JB, deep peace to you this day. Your cautionary reflection is excellent.

I think you quite accurately call my post a "philosophical lamentation" but I would hope that it is more than that.

The philosophical worry I vent is an appropriate civil lament for our personal agony is a universal tragedy. It is right and necessary that we examine fully the lamentable breach of Faith and Reason, its causes and consequences, for we are personally and socially entangled in webs of our own wrong doing. By entering the entanglement we may discover the reasons of desperation but also redemptive and hopeful reasons. By understanding and acknowledging the weave of self-deception we may discover the "apologia" underlying the rationality of Vatican II, namely, a fundamental insight that goes beyond the desperate theology/politics of Tridentine fideism and Enlightenment rationalism, i.e., evolutionary enlightenment.

As important, if not more important, is movement of public consciousness to a new synthesis of metaphysical reality, and the remedial application of justified living that can bring healing to our blighted souls and global ecologies. Dwelling in retro-reflection can become itself a demeaning pathology if we fail to take the next step, namely, to “Second Enlightenment” insights that mean to heal breaches of Faith and Reason and the cultural desecrations of the Earth-cosmic continuum.

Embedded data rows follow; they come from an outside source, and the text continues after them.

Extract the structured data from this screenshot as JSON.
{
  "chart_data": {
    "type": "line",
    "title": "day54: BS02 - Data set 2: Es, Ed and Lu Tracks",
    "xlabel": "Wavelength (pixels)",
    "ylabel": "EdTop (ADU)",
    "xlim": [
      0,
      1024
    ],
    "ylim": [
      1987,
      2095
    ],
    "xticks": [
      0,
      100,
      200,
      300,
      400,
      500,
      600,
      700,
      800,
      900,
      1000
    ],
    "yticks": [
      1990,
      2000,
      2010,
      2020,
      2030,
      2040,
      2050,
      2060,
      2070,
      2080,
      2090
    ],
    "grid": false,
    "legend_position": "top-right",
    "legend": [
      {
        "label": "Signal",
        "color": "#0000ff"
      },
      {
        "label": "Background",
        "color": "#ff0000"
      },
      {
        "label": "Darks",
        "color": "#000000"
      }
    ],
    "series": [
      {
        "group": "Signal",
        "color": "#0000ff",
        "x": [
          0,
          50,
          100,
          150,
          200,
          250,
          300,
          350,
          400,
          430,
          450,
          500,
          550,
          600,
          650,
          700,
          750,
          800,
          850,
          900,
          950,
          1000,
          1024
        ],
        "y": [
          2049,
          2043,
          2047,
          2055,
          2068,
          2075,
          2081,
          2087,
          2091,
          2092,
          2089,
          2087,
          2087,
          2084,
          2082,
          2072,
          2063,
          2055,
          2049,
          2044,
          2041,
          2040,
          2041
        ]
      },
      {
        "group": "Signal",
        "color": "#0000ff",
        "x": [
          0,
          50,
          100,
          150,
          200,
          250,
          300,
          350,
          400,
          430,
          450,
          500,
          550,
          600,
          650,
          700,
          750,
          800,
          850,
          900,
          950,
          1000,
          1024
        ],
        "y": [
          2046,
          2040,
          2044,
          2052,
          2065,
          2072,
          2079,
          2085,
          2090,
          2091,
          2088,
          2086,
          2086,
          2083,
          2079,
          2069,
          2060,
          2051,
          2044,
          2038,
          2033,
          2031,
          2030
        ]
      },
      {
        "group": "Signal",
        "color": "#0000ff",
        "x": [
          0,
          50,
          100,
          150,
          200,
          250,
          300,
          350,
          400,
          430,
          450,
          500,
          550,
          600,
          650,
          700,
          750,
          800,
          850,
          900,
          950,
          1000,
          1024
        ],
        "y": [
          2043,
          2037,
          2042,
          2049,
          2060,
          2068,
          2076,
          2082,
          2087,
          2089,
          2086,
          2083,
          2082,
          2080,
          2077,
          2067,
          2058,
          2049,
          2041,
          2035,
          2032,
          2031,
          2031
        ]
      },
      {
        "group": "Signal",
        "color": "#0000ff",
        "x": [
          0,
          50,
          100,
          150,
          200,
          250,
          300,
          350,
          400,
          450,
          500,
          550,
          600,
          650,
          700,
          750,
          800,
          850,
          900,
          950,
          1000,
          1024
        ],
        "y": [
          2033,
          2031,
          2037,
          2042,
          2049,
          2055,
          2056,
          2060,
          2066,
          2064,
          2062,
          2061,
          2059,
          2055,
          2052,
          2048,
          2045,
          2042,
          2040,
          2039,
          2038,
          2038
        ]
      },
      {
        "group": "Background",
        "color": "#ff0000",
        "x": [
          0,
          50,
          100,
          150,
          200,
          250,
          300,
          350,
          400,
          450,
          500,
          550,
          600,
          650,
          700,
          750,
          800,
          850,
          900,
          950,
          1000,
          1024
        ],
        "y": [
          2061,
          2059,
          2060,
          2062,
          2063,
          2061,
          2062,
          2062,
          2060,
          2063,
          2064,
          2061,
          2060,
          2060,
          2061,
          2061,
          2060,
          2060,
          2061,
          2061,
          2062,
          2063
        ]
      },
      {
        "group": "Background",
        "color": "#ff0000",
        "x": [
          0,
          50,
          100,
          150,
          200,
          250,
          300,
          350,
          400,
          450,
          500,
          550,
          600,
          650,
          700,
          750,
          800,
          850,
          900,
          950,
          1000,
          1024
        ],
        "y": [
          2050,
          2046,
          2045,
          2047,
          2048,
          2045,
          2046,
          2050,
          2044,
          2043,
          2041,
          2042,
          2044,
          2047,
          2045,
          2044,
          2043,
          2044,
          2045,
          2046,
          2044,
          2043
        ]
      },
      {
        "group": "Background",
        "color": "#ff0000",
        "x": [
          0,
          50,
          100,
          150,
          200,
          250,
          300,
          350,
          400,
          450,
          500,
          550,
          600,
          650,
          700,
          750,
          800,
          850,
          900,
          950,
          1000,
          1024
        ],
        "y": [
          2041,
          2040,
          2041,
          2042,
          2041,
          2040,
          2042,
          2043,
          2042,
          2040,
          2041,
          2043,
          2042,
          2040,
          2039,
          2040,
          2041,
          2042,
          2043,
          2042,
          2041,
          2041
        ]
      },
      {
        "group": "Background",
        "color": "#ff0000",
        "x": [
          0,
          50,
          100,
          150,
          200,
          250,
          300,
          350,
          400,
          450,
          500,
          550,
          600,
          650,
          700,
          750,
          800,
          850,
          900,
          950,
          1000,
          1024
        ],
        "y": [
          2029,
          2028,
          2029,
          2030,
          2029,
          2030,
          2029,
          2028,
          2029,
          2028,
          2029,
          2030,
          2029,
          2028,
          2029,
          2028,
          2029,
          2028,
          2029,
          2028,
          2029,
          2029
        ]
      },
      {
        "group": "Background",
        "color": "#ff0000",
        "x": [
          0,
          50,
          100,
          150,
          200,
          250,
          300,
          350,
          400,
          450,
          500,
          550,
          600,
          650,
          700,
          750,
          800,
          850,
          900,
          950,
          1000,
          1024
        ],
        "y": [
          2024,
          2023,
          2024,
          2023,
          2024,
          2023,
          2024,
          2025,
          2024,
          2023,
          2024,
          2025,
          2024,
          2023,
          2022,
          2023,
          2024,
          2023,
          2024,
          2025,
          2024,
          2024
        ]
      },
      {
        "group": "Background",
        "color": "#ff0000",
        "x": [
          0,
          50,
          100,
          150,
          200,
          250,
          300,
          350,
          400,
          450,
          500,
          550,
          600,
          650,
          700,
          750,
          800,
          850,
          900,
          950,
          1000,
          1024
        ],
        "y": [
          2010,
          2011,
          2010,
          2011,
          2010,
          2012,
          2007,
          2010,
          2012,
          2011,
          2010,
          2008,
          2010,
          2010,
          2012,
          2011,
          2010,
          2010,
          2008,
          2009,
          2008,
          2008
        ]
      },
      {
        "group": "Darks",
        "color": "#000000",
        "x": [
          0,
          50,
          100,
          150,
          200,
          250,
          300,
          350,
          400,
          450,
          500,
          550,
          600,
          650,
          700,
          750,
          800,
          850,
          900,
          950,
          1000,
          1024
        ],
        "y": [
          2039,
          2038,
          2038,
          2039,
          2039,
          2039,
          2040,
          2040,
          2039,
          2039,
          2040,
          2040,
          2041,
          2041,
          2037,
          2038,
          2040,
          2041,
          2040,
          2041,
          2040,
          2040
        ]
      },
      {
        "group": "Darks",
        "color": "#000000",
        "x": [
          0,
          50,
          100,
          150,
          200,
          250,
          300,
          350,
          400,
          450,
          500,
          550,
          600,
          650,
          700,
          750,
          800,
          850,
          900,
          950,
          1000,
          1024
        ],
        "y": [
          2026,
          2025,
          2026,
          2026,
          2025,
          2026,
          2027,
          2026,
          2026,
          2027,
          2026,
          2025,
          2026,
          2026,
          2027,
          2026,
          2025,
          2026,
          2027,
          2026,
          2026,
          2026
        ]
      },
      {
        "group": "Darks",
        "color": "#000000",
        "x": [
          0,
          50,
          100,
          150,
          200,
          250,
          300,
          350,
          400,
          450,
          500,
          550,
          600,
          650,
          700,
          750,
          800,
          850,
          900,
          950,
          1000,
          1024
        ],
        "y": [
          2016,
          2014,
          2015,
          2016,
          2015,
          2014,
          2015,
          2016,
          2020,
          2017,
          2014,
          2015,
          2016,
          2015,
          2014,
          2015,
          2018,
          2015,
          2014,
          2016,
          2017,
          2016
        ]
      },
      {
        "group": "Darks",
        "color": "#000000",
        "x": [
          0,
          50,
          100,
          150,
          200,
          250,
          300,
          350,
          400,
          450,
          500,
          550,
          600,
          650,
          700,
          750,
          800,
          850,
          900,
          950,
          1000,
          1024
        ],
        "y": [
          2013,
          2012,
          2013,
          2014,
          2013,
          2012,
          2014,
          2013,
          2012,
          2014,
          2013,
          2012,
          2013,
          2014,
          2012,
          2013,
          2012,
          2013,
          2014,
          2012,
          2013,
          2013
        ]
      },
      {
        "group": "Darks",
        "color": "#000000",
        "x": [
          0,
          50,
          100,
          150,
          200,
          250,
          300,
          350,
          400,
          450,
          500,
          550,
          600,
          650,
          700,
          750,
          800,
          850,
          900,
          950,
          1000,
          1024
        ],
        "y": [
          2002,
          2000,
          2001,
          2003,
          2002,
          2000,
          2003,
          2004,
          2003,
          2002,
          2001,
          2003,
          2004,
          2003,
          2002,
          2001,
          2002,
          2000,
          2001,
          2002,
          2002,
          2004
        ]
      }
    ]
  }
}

The healing of the rift between Faith and Reason is the sine-qua-non condition of virtual ascent into New Age consciousness and real commitment to equality in human rights and personal self-worth. The full recognition of the mutuality of Faith and Reason might for the first time open civilizations (churches!) to the realization of human potential, free of cultural alienation and egotistic arrogance for power and control over people and Earth-cosmic resources. This, after all, is the mature consciousness Jesus came to in his desert retreat before entering his public life. His example and teaching are held out for all to imitate and emulate. This is Christian Faith. This is cosmic wisdom.